According to ASHRAE Standard 62.1-2001, Ventilation for Acceptable IAQ, the optimum humidity level in an occupied space should be between 30-60 percent relative humidity (rh). Rh becomes an important consideration in the design of an air conditioning system and requires HVAC design contractors or design engineers to estimate both the peak sensible load and the peak moisture load.

A properly applied air conditioning system will continuously run at design conditions, removing both sensible and latent heat. The system will cycle on and off below design conditions with demand based on the thermostat set point. The problem is that the thermostat only measures sensible temperature and not relative humidity. As a result, the building may be at the correct temperature, but excess humidity can continue to make the environment uncomfortable for occupants.

Humidity can enter a building through leaks in the building envelope and possibly through an air distribution system that may not be properly installed or properly sealed.

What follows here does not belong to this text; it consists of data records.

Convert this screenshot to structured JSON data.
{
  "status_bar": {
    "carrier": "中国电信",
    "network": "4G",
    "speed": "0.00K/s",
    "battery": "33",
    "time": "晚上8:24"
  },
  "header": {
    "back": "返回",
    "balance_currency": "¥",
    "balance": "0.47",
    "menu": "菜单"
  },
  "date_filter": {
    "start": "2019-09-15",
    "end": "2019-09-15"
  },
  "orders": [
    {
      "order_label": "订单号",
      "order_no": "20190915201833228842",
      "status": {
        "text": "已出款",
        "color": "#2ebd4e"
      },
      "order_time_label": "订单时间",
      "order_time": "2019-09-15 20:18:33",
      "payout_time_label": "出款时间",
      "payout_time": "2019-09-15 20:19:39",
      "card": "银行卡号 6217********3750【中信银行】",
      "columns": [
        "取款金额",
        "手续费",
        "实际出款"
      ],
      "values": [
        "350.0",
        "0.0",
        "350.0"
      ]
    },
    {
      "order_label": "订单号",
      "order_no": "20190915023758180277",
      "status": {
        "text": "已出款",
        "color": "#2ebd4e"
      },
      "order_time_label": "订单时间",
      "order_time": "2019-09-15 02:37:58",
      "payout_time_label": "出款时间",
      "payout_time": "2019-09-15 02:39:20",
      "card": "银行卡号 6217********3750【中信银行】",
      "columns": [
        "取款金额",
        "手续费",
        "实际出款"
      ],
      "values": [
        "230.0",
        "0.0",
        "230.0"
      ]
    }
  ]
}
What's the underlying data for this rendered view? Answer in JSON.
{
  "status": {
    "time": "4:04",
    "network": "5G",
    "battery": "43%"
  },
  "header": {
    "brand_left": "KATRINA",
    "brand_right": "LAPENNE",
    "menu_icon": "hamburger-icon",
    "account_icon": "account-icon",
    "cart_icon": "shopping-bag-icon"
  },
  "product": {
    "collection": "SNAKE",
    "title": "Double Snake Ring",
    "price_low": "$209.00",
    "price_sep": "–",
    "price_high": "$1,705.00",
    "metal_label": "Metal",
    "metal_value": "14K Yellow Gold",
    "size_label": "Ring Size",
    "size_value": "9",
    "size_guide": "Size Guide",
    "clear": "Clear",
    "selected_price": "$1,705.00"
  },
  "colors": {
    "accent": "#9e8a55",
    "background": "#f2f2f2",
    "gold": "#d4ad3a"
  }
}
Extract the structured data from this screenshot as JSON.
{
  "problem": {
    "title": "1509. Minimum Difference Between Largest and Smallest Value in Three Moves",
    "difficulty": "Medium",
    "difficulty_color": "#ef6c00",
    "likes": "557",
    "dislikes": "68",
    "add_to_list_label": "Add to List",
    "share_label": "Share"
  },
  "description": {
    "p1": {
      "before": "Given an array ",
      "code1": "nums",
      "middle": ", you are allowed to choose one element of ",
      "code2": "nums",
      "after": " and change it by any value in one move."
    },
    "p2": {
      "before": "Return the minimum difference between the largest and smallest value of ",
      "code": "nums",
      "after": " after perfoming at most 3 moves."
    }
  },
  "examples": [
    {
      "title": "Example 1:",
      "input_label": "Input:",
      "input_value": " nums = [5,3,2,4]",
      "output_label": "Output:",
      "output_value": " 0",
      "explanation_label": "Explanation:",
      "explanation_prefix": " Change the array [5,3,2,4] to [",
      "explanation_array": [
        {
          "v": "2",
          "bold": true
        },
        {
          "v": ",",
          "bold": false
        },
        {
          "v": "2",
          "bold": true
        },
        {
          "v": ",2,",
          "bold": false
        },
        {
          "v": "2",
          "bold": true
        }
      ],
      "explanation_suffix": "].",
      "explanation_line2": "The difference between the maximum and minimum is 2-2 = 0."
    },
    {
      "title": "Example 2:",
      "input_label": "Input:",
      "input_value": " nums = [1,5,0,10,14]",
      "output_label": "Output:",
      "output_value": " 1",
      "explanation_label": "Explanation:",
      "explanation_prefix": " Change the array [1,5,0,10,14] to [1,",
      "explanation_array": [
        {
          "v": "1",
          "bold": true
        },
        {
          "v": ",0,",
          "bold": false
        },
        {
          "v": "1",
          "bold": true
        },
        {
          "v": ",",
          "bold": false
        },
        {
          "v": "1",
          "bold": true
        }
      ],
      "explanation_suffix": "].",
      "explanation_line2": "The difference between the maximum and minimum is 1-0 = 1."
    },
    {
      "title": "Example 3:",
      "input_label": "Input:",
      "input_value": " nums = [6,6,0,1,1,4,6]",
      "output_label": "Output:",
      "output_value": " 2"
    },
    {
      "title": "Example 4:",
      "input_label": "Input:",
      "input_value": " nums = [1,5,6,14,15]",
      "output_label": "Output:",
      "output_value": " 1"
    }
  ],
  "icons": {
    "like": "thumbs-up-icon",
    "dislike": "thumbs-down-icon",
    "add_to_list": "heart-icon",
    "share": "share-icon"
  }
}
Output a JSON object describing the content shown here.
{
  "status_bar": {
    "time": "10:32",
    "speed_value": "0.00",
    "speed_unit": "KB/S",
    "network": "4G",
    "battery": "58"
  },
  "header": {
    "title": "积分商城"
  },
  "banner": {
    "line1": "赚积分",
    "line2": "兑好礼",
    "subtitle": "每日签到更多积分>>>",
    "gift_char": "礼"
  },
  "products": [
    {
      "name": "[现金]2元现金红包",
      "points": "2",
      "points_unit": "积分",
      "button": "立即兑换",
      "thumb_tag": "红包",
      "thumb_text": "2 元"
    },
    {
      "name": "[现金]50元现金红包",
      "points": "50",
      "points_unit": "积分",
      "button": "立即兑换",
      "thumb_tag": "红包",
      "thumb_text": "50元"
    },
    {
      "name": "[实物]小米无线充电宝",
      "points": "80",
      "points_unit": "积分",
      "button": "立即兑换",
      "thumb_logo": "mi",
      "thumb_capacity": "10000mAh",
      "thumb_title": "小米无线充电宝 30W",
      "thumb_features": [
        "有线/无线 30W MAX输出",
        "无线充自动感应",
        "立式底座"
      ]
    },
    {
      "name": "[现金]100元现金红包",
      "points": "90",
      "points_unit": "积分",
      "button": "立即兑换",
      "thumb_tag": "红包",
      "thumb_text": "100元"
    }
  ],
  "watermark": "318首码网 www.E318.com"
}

If left unchecked, excess humidity can contribute to occupant discomfort and poor IAQ, as well as increased building maintenance costs and potential damage to the building and its contents.


Often times, in commercial applications, fans run continuously in the occupied mode, while supplying fresh air to the space, providing proper air quality. Sometimes the fans run continuously day and night, 24/7, which may not be the most desirable situation in an energy conscious society.

Short cycling in humid environments can also have undesirable effects within a building. One such effect relates to energy costs. Often times, building tenants or occupants of a facility will lower the thermostat set point in an attempt to provide a more comfortable, less humid environment. As a result, the air conditioning system runs longer and more frequently, increasing energy costs for that system.

Another option is to add a humidistat and reheat the air. This option for dehumidification addresses humidity issues without lowering the space temperature and provides a comfortable environment for the occupant.

There are several methods of reheating the air, including the use of electric heat, a gas furnace or a hot water coil.


Emerging technologies are improving conventional reheat systems. For example, Johnson Controls incorporates an advanced dehumidification system in its York® MagnaDRY™ Series. This hot gas reheat unit removes moisture and uses a reheat mode of operation that does not rely on electric heat or natural gas, said the company.

The unit also has a quick refrigerant recovery time, which ensures the unit delivers the capacity the space requires efficiently. Because MagnaDRY can remove moisture without increasing sensible cooling, the unit helps to maintain temperatures and humidity levels within the comfort zone without significant added energy costs.

The hot gas reheat unit meets the ASHRAE 90.1 energy standard. The key to effectively utilizing hot gas reheat units is to understand the applications that best apply to this type of system. The perfect condition for using air conditioning with hot gas reheat is when the sensible load is low, and the latent load is high.

This technology is an excellent choice for critical applications, such as supermarkets, art galleries, museums, libraries, fitness centers, doctors' offices, printing facilities, laundromats, banquet halls, and pharmaceutical companies.